Wednesday, January 05, 2005

Tsunami Empathy and Staying Power

Contrary to some news reports, the recent Tsunami is not the worst natural disaster, in human terms, experienced in modern times. According to the Economist Magazine, a 1970 cyclone in Bangladesh killed more than 500,000. A 1976 earthquake in Tangshan China may have killed more.

One reason this event has received such attention in the industrialized world is its geographic reach, but there is another that has received little mention. Most disasters in South and Southeast Asia only impact poor people with dark skins. This disaster killed a number of light skinned rich people - foreign tourists who might have been sitting on the Lanai of a posh seaside resort sipping coffee when a twenty-to-fifty foot wall of water engulfed them. Many of us could see ourselves there - imaging ourselves as flood plain slum dwellers in Bangladesh, India, Sri Lanka or Indonesia would be more difficult.

The widely respected Colin Powell, has emerged as America's principal spokesperson on the subject of humanitarian aid. Secretary Powell was virtually an invisible man during the Presidential campaign, widely belived to be at odds with foreign policy and miltiary advisors who had President Bush's ear. He pledges America's 'long-term' commitment, even though his own term in office is numbered in days. We have heard nothing from his putative successor, National Security Advisor Condelezza Rice.
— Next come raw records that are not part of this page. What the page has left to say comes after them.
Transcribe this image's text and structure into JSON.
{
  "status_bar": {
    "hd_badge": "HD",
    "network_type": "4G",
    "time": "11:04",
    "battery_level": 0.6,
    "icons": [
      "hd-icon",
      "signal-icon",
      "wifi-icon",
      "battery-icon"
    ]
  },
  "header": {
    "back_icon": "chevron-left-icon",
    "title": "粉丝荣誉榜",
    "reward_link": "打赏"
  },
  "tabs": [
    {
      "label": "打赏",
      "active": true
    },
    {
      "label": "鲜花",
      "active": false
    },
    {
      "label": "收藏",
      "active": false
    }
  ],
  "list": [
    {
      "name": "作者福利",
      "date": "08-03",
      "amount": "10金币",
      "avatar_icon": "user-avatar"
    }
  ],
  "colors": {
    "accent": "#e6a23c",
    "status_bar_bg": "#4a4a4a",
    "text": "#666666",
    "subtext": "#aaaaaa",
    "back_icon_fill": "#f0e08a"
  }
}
Rehabilitation in Tsnuami devastated regions is going to be a long-term process. America has now pledged $500 millions ($500,000,000) But we are reportedly spending $5 billions ($5,000,000,000) per month on military operations in Iraq, with no end in sight. What will be our staying power as deficits continue to balloon, while Iraq elections and the run-up to the Super Bowl supplant the faces of Tsunami victims in American news outlets?